What is the antiderivative of f(x)= 2x^8 + 10x^5 - 8x^4 - 4?
I got (2/9)^9 + (10/6)^6 - (8/5)^5 - 4x but it's not right.
Your answer is correct.
Check your second term, they probably reduced the 10/6 to 5/3
What happened to the x's in the first three terms?
The first term should be (2/9)x^9
You made similar errors in the second and third terms by not typing in the "x" before the exponent.
drwls is right.
I didn't even notice that you dropped the x's.

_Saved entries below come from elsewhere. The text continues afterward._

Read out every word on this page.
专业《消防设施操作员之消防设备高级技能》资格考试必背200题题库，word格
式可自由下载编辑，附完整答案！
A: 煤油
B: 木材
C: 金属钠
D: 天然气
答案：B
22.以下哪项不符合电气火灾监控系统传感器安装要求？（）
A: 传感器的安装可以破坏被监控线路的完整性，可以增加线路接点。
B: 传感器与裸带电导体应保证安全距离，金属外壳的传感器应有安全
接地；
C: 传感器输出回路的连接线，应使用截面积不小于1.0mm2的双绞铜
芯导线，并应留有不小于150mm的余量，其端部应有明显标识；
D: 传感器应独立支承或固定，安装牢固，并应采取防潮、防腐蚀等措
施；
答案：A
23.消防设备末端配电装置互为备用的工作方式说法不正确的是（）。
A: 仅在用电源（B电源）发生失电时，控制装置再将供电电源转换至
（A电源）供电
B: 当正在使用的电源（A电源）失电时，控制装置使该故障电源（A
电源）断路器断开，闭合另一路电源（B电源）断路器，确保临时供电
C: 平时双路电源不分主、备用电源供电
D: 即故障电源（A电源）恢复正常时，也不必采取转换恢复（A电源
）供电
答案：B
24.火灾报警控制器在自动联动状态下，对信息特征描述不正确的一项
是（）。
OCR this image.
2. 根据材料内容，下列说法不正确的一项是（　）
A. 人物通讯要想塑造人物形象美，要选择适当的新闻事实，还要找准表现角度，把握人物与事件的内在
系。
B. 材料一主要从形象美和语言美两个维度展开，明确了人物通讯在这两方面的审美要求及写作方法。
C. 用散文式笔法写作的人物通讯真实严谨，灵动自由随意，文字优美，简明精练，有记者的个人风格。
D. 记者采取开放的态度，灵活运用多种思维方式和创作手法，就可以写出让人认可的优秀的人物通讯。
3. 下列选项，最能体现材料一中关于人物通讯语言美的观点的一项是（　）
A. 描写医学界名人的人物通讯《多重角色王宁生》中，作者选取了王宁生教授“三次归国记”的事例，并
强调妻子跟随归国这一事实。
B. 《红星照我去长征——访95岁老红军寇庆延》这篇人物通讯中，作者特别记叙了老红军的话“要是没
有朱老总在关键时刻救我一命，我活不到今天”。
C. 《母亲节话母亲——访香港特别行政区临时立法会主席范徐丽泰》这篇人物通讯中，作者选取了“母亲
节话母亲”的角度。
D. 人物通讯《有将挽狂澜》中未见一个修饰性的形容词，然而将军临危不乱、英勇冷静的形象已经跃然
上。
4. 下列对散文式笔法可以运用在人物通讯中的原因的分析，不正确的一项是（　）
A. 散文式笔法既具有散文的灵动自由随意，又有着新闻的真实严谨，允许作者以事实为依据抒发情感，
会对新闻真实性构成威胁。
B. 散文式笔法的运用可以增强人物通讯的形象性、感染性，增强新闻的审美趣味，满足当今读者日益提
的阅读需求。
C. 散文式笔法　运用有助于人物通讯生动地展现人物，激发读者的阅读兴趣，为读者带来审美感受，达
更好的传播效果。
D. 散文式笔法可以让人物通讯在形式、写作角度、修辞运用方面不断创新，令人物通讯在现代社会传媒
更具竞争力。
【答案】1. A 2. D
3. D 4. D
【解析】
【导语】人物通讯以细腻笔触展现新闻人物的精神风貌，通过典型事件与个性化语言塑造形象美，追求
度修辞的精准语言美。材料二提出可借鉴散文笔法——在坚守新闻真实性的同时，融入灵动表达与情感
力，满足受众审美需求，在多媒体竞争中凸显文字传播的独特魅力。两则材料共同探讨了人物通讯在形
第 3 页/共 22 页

Oh dang. That's what I forgot. The x's. I put in the x's and the answer was correct. Thanks!
To find the antiderivative of a function, you need to apply the power rule and the constant rule of integration. Let's break down the process step by step.
Given f(x) = 2x^8 + 10x^5 - 8x^4 - 4, we can find the antiderivative term by term.
1. For the term 2x^8, apply the power rule. The power rule states that the antiderivative of x^n is (1/(n+1)) * x^(n+1). According to this rule, the antiderivative of 2x^8 is (2/(8+1)) * x^(8+1) = (2/9) * x^9.
2. For the term 10x^5, apply the power rule again. The antiderivative of 10x^5 is (10/(5+1)) * x^(5+1) = (10/6) * x^6.
3. For the term -8x^4, we once again apply the power rule. The antiderivative of -8x^4 is (-8/(4+1)) * x^(4+1) = (-8/5) * x^5.
4. Finally, for the constant term -4, remember that the antiderivative of any constant is simply the constant times x. Therefore, the antiderivative of -4 is -4x.
Now, summing up all the antiderivatives we found, the antiderivative of f(x) = 2x^8 + 10x^5 - 8x^4 - 4 is:
(2/9) * x^9 + (10/6) * x^6 - (8/5) * x^5 - 4x.
It seems that there might have been a mistake in your calculations. Double-check your work to make sure all the derivatives and constants were carried out correctly.